Compare original |popy| data with P2NDAT/N2PDAT version
===========================================================

In this walk through we have taken a |popy| data file 'fit_example1_data.csv', run :ref:`p2ndat_script` to create a |nonmem| data version. Then we ran :ref:`n2pdat_script` to re-create the original |popy| data file 'fit_example1_data_v2.csv' from the |nonmem| data.

You can compare the first 10 rows of both the input |popy| data set in :numref:`table_fit_example1_popy_orig` and the output |popy| data in :numref:`table_fit_example1_new_popy_data`.
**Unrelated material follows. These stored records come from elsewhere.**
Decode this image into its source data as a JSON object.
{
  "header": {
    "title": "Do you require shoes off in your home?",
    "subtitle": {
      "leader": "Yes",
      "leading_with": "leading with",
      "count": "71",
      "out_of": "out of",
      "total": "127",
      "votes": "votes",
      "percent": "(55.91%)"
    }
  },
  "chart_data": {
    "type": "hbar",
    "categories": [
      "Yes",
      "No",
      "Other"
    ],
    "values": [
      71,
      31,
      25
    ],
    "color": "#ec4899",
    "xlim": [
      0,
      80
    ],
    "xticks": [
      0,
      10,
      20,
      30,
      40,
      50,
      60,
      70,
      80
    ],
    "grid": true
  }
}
Both files contain the same column headers |ie| 'TYPE', 'ID', 'TIME', 'AMT', 'DV_CENTRAL', 'DV_CENTRAL_FLAG'. The values in each column are the same apart from 'AMT' column has zero values in non-dose rows. Also the 'dose' value in the |type| field is now 'dose:_bolus'. Both the input and output .csv files are valid |popy| data formats for the |pkpd| problem described in :ref:`simple_fit_example`.